"So am I," declared Kenneth. "There's some water in the bucket. We needn't be too particular. I dipped my handkerchief in it, but it was fairly clean."

"I'm ready to mop water out of a ditch," said Rollo.

Kenneth groped for the bucket. It was within six inches of his foot and standing upright, but it was empty. A fragment of shell had torn a hole through it close to the bottom. Not a drop of liquid was left.

"We've had a jolly narrow squeak," said Kenneth. "After that it would be hard lines if we were knocked out in the last lap. I don't think we shall be. Suppose we start tunnelling."

"Steady on, old man! We ought to wait till it gets light. Then we will be able to see what we are doing," expostulated his companion.

"I can feel."

"Yes, perhaps; but by dislodging part of the rubble you may cause a sort of landslide and bury us completely.
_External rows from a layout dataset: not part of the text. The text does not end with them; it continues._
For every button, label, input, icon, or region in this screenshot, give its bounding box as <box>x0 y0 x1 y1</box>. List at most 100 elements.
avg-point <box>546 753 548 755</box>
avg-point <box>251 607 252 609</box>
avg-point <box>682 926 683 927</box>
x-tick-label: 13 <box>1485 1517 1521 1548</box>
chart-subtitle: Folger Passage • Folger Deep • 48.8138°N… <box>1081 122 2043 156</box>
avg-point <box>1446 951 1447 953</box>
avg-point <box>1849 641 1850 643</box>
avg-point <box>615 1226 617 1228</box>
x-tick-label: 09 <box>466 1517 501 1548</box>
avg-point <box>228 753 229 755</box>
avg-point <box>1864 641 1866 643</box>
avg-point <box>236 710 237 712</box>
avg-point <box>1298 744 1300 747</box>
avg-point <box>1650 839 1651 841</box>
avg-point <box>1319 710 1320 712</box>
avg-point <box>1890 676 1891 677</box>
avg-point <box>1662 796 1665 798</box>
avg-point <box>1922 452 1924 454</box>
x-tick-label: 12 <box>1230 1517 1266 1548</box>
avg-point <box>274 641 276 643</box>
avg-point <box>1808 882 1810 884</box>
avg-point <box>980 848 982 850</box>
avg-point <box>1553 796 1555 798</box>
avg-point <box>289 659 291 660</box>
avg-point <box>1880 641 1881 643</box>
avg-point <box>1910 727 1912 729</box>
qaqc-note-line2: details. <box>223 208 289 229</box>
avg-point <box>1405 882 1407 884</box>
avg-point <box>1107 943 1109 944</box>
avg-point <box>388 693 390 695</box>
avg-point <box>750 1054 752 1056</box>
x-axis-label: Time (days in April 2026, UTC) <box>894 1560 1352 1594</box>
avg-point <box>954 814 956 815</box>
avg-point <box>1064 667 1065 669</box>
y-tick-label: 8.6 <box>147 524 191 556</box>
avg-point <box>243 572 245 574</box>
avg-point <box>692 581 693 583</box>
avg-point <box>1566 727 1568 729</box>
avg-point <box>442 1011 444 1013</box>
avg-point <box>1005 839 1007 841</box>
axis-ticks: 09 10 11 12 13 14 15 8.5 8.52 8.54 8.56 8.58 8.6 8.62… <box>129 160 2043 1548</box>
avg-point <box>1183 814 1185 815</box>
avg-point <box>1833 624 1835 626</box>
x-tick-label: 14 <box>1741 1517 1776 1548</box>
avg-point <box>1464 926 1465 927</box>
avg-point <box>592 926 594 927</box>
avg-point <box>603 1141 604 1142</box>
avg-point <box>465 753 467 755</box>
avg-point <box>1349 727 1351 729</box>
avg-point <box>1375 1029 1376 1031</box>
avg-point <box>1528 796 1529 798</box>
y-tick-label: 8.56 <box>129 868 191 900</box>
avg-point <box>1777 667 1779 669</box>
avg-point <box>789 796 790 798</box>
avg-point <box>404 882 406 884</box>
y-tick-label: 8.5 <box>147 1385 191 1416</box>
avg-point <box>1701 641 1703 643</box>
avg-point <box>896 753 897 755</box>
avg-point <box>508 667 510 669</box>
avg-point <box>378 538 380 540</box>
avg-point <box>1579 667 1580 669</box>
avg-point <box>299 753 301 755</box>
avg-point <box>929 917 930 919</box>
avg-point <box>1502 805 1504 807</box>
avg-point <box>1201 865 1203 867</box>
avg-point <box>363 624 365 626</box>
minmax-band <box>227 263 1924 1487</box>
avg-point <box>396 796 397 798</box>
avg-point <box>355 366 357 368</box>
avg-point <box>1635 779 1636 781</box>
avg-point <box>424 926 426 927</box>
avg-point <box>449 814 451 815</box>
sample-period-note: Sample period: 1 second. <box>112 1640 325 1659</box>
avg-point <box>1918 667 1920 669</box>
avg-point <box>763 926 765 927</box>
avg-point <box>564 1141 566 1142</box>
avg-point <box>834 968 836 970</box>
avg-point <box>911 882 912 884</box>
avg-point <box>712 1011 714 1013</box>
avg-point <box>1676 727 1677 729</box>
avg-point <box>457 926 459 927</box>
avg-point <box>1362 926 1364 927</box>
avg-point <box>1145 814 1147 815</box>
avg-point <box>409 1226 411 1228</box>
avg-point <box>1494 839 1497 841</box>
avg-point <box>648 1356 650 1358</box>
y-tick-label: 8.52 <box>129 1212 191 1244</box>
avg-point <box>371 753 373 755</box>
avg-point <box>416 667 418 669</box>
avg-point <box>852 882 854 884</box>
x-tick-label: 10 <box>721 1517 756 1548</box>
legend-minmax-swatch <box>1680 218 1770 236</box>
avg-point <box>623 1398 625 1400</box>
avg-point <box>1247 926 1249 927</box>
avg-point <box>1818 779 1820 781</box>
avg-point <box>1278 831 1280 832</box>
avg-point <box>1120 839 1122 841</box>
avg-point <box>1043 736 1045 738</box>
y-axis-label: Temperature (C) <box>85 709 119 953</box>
I vote we exercise just a little more patience."

They had been conversing in whispers, lest the sound of their voices might be heard by a sentry, for it was quite possible that the Germans might think they had not accounted for the whole garrison of the ruined farmhouse. They had good reason to believe that the British dispatch-rider had taken refuge there; the only chance was that they might have come to the conclusion that Rollo was one of the unrecognizable victims of the deadly shell.

Slowly the hours of darkness passed, the silence broken only at intervals by the dull grinding of the subsiding debris and by a desultory, whispered conversation between the lads. Then Kenneth became aware that he could indistinctly discern his companion's face The long-hoped-for dawn had come at last.

In another half-hour it was light enough to form a fairly accurate idea of the state of affairs. The prisoners were in a triangular-shaped space, two sides consisting of the adjoining walls of the cellar. The third was composed of a bank of broken bricks and stones, diminishing in thickness as it grew in height. Overhead a part of the vaulted roof had fallen, but the brickwork remained cemented together, forming a shield from the rubble above it. But for this mass of brickwork the lads would have been crushed to death by the immense weight of the ruined walls of the farm-house.